Dierdre Ruane, a doctoral sociology graduate from the University of Kent in England, conducted her dissertation research on psychedelic support services over two summers in 2014 and 2015. Her findings reveal a stark contrast across festivals in countries that have vastly different legal approaches to handling drug use.
For example, in the United States, where virtually all events abide by zero-tolerance policies, the presence of drugs is not at all affected, but the quality of the drugs is the least pure. Ruane’s main takeaway from her research is that psychedelic harm reduction support services are absolutely crucial to optimize the safety and wellbeing of festivalgoers. But she notes that more work needs to be done to integrate such services with on-site medical support and streamline prevention efforts like education and drug-checking.
I ask Carvalho whether festivals are the best environment for doing drugs, and for her the answer is simple: “That’s not an opinion we care to have.”
“We provide harm reduction service, which, by definition, has no judgment towards people for their choices or behaviors,” she continues. “The use of drugs for recreation is as legitimate as the use of drugs for healing or personal growth. It could be that people are looking for some of those things in a non-ideal place, but it’s not our job to decide that.

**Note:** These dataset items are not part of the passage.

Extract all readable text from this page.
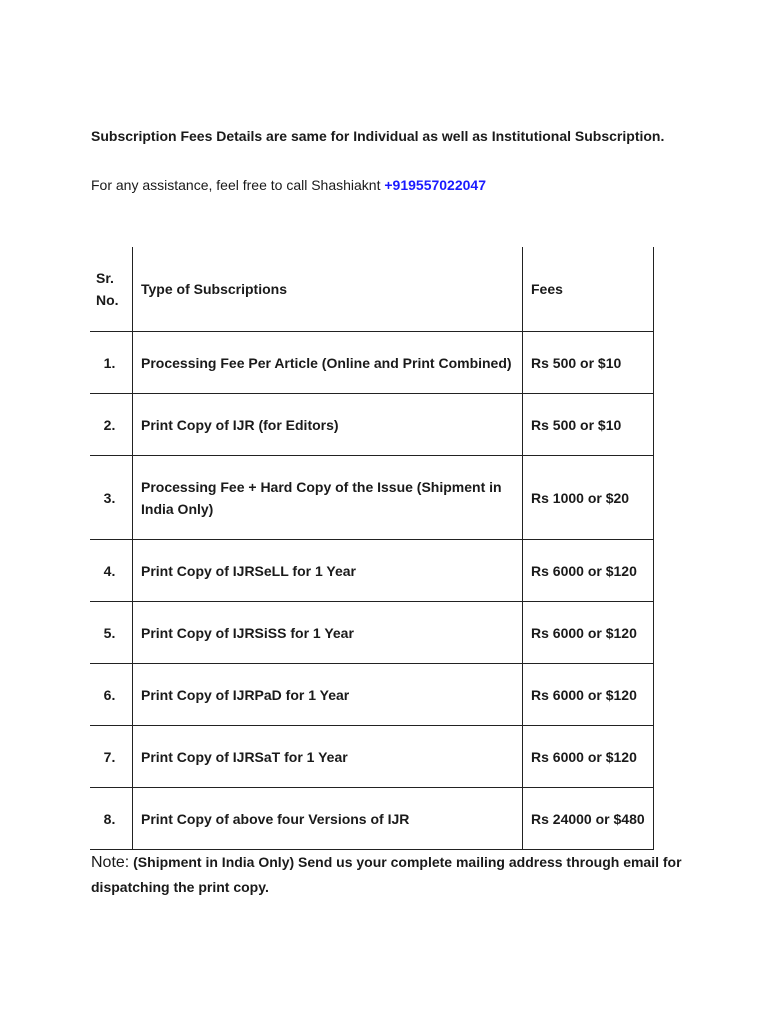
Subscription Fees Details are same for Individual as well as Institutional Subscription.

For any assistance, feel free to call Shashiaknt +919557022047

Sr. No.	Type of Subscriptions	Fees
1.	Processing Fee Per Article (Online and Print Combined)	Rs 500 or $10
2.	Print Copy of IJR (for Editors)	Rs 500 or $10
3.	Processing Fee + Hard Copy of the Issue (Shipment in India Only)	Rs 1000 or $20
4.	Print Copy of IJRSeLL for 1 Year	Rs 6000 or $120
5.	Print Copy of IJRSiSS for 1 Year	Rs 6000 or $120
6.	Print Copy of IJRPaD for 1 Year	Rs 6000 or $120
7.	Print Copy of IJRSaT for 1 Year	Rs 6000 or $120
8.	Print Copy of above four Versions of IJR	Rs 24000 or $480

Note: (Shipment in India Only) Send us your complete mailing address through email for dispatching the print copy.
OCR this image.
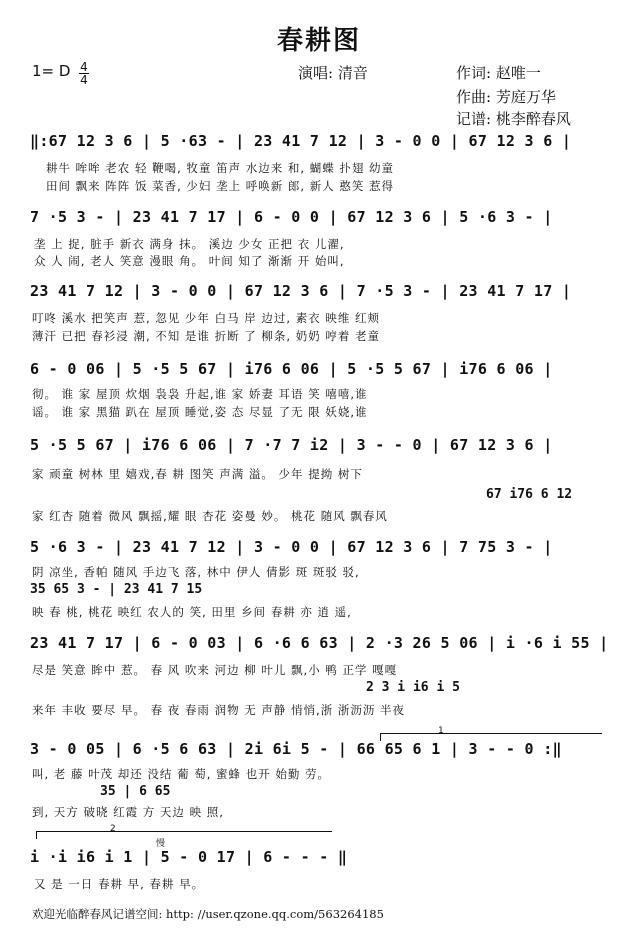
春耕图
1= D 4
4	演唱: 清音	作词: 赵唯一
作曲: 芳庭万华
记谱: 桃李醉春风
‖:67 12 3 6 | 5 ·63 - | 23 41 7 12 | 3 - 0 0 | 67 12 3 6 |
耕牛 哞哞 老农 轻 鞭喝, 牧童 笛声 水边来 和, 蝴蝶 扑翅 幼童
田间 飘来 阵阵 饭 菜香, 少妇 垄上 呼唤新 郎, 新人 憨笑 惹得
7 ·5 3 - | 23 41 7 17 | 6 - 0 0 | 67 12 3 6 | 5 ·6 3 - |
垄 上 捉, 脏手 新衣 满身 抹。 溪边 少女 正把 衣 儿濯,
众 人 闹, 老人 笑意 漫眼 角。 叶间 知了 渐渐 开 始叫,
23 41 7 12 | 3 - 0 0 | 67 12 3 6 | 7 ·5 3 - | 23 41 7 17 |
叮咚 溪水 把笑声 惹, 忽见 少年 白马 岸 边过, 素衣 映维 红颊
薄汗 已把 春衫浸 潮, 不知 是谁 折断 了 柳条, 奶奶 哼着 老童
6 - 0 06 | 5 ·5 5 67 | i76 6 06 | 5 ·5 5 67 | i76 6 06 |
彻。 谁 家 屋顶 炊烟 袅袅 升起,谁 家 娇妻 耳语 笑 嘻嘻,谁
谣。 谁 家 黑猫 趴在 屋顶 睡觉,姿 态 尽显 了无 限 妖娆,谁
5 ·5 5 67 | i76 6 06 | 7 ·7 7 i2 | 3 - - 0 | 67 12 3 6 |
家 顽童 树林 里 嬉戏,春 耕 图笑 声满 溢。 少年 提拗 树下
67 i76 6 12
家 红杏 随着 微风 飘摇,耀 眼 杏花 姿曼 妙。 桃花 随风 飘春风
5 ·6 3 - | 23 41 7 12 | 3 - 0 0 | 67 12 3 6 | 7 75 3 - |
阴 凉坐, 香帕 随风 手边飞 落, 林中 伊人 倩影 斑 斑驳 驳,
35 65 3 - | 23 41 7 15
映 春 桃, 桃花 映红 农人的 笑, 田里 乡间 春耕 亦 逍 遥,
23 41 7 17 | 6 - 0 03 | 6 ·6 6 63 | 2 ·3 26 5 06 | i ·6 i 55 |
尽是 笑意 眸中 惹。 春 风 吹来 河边 柳 叶儿 飘,小 鸭 正学 嘎嘎
2 3 i i6 i 5
来年 丰收 要尽 早。 春 夜 春雨 润物 无 声静 悄悄,浙 浙沥沥 半夜
1
3 - 0 05 | 6 ·5 6 63 | 2i 6i 5 - | 66 65 6 1 | 3 - - 0 :‖
叫, 老 藤 叶茂 却还 没结 葡 萄, 蜜蜂 也开 始勤 劳。
35 | 6 65
到, 天方 破晓 红霞 方 天边 映 照,
2
慢
i ·i i6 i 1 | 5 - 0 17 | 6 - - - ‖
又 是 一日 春耕 早, 春耕 早。
欢迎光临醉春风记谱空间: http: //user.qzone.qq.com/563264185
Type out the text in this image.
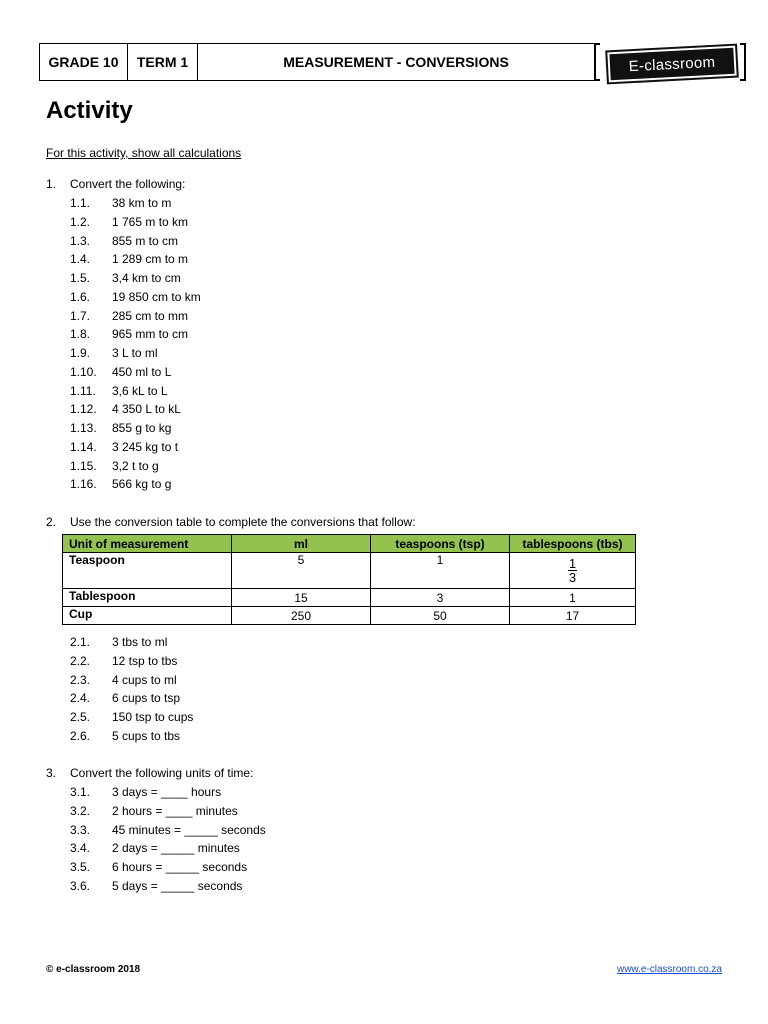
GRADE 10	TERM 1	MEASUREMENT - CONVERSIONS	E-classroom
Activity
For this activity, show all calculations
1. Convert the following:
1.1. 38 km to m
1.2. 1 765 m to km
1.3. 855 m to cm
1.4. 1 289 cm to m
1.5. 3,4 km to cm
1.6. 19 850 cm to km
1.7. 285 cm to mm
1.8. 965 mm to cm
1.9. 3 L to ml
1.10. 450 ml to L
1.11. 3,6 kL to L
1.12. 4 350 L to kL
1.13. 855 g to kg
1.14. 3 245 kg to t
1.15. 3,2 t to g
1.16. 566 kg to g
2. Use the conversion table to complete the conversions that follow:
Unit of measurement	ml	teaspoons (tsp)	tablespoons (tbs)
Teaspoon	5	1	$\frac{1}{3}$

Tablespoon	15	3	1
Cup	250	50	17
2.1. 3 tbs to ml
2.2. 12 tsp to tbs
2.3. 4 cups to ml
2.4. 6 cups to tsp
2.5. 150 tsp to cups
2.6. 5 cups to tbs
3. Convert the following units of time:
3.1. 3 days = ____ hours
3.2. 2 hours = ____ minutes
3.3. 45 minutes = _____ seconds
3.4. 2 days = _____ minutes
3.5. 6 hours = _____ seconds
3.6. 5 days = _____ seconds
© e-classroom 2018	www.e-classroom.co.za
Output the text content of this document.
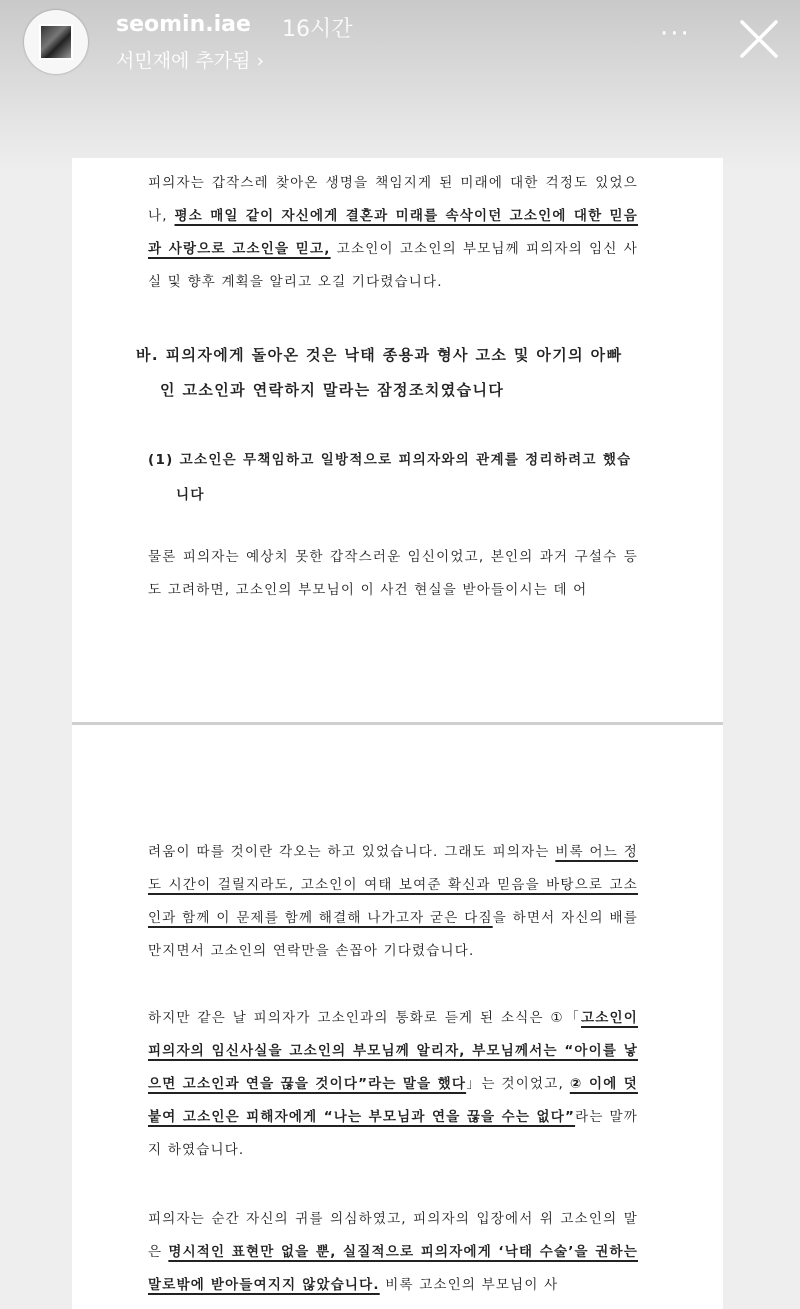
seomin.iae 16시간
서민재에 추가됨 ›
···
피의자는 갑작스레 찾아온 생명을 책임지게 된 미래에 대한 걱정도 있었으나, 평소 매일 같이 자신에게 결혼과 미래를 속삭이던 고소인에 대한 믿음과 사랑으로 고소인을 믿고, 고소인이 고소인의 부모님께 피의자의 임신 사실 및 향후 계획을 알리고 오길 기다렸습니다.
바. 피의자에게 돌아온 것은 낙태 종용과 형사 고소 및 아기의 아빠
인 고소인과 연락하지 말라는 잠정조치였습니다
(1) 고소인은 무책임하고 일방적으로 피의자와의 관계를 정리하려고 했습
니다
물론 피의자는 예상치 못한 갑작스러운 임신이었고, 본인의 과거 구설수 등도 고려하면, 고소인의 부모님이 이 사건 현실을 받아들이시는 데 어
려움이 따를 것이란 각오는 하고 있었습니다. 그래도 피의자는 비록 어느 정도 시간이 걸릴지라도, 고소인이 여태 보여준 확신과 믿음을 바탕으로 고소인과 함께 이 문제를 함께 해결해 나가고자 굳은 다짐을 하면서 자신의 배를 만지면서 고소인의 연락만을 손꼽아 기다렸습니다.
하지만 같은 날 피의자가 고소인과의 통화로 듣게 된 소식은 ①「고소인이 피의자의 임신사실을 고소인의 부모님께 알리자, 부모님께서는 “아이를 낳으면 고소인과 연을 끊을 것이다”라는 말을 했다」는 것이었고, ② 이에 덧붙여 고소인은 피해자에게 “나는 부모님과 연을 끊을 수는 없다”라는 말까지 하였습니다.
피의자는 순간 자신의 귀를 의심하였고, 피의자의 입장에서 위 고소인의 말은 명시적인 표현만 없을 뿐, 실질적으로 피의자에게 ‘낙태 수술’을 권하는 말로밖에 받아들여지지 않았습니다. 비록 고소인의 부모님이 사
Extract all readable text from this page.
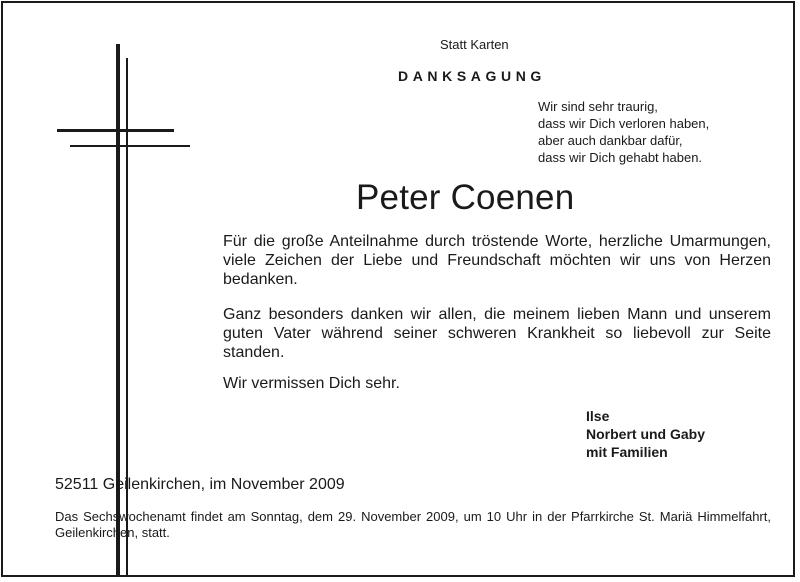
Statt Karten
DANKSAGUNG
Wir sind sehr traurig,
dass wir Dich verloren haben,
aber auch dankbar dafür,
dass wir Dich gehabt haben.
Peter Coenen
Für die große Anteilnahme durch tröstende Worte, herzliche Umarmungen, viele Zeichen der Liebe und Freundschaft möchten wir uns von Herzen bedanken.
Ganz besonders danken wir allen, die meinem lieben Mann und unserem guten Vater während seiner schweren Krankheit so liebevoll zur Seite standen.
Wir vermissen Dich sehr.
Ilse
Norbert und Gaby
mit Familien
52511 Geilenkirchen, im November 2009
Das Sechswochenamt findet am Sonntag, dem 29. November 2009, um 10 Uhr in der Pfarrkirche St. Mariä Himmelfahrt, Geilenkirchen, statt.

We have information about risks, we have skills to deal with potential problems, and we can help manage them regardless of the environment or a person’s motivations.”
The young man whom I’ve been hoping will be fit enough to leave Zendo as the festival ends finally seems able to stand up and get oriented.
A friend who’s been looking for him is relieved to learn he’s being cared for, and fills us in on how the young man had been drinking and smoking weed before taking some untested powder that they assumed was MDMA.
Though he’d never tried it before, he had no history of experiences like the one he was having from the drug combination. His cell phone has been ringing all morning, and turns out it was his parents calling. They have no idea their son has come all the way from San Diego to a festival in northern California.
I speak with his parents, though out of respect for his confidentiality, I provide only the most vital information that any parent would want to hear: Their child is safe and going to be OK.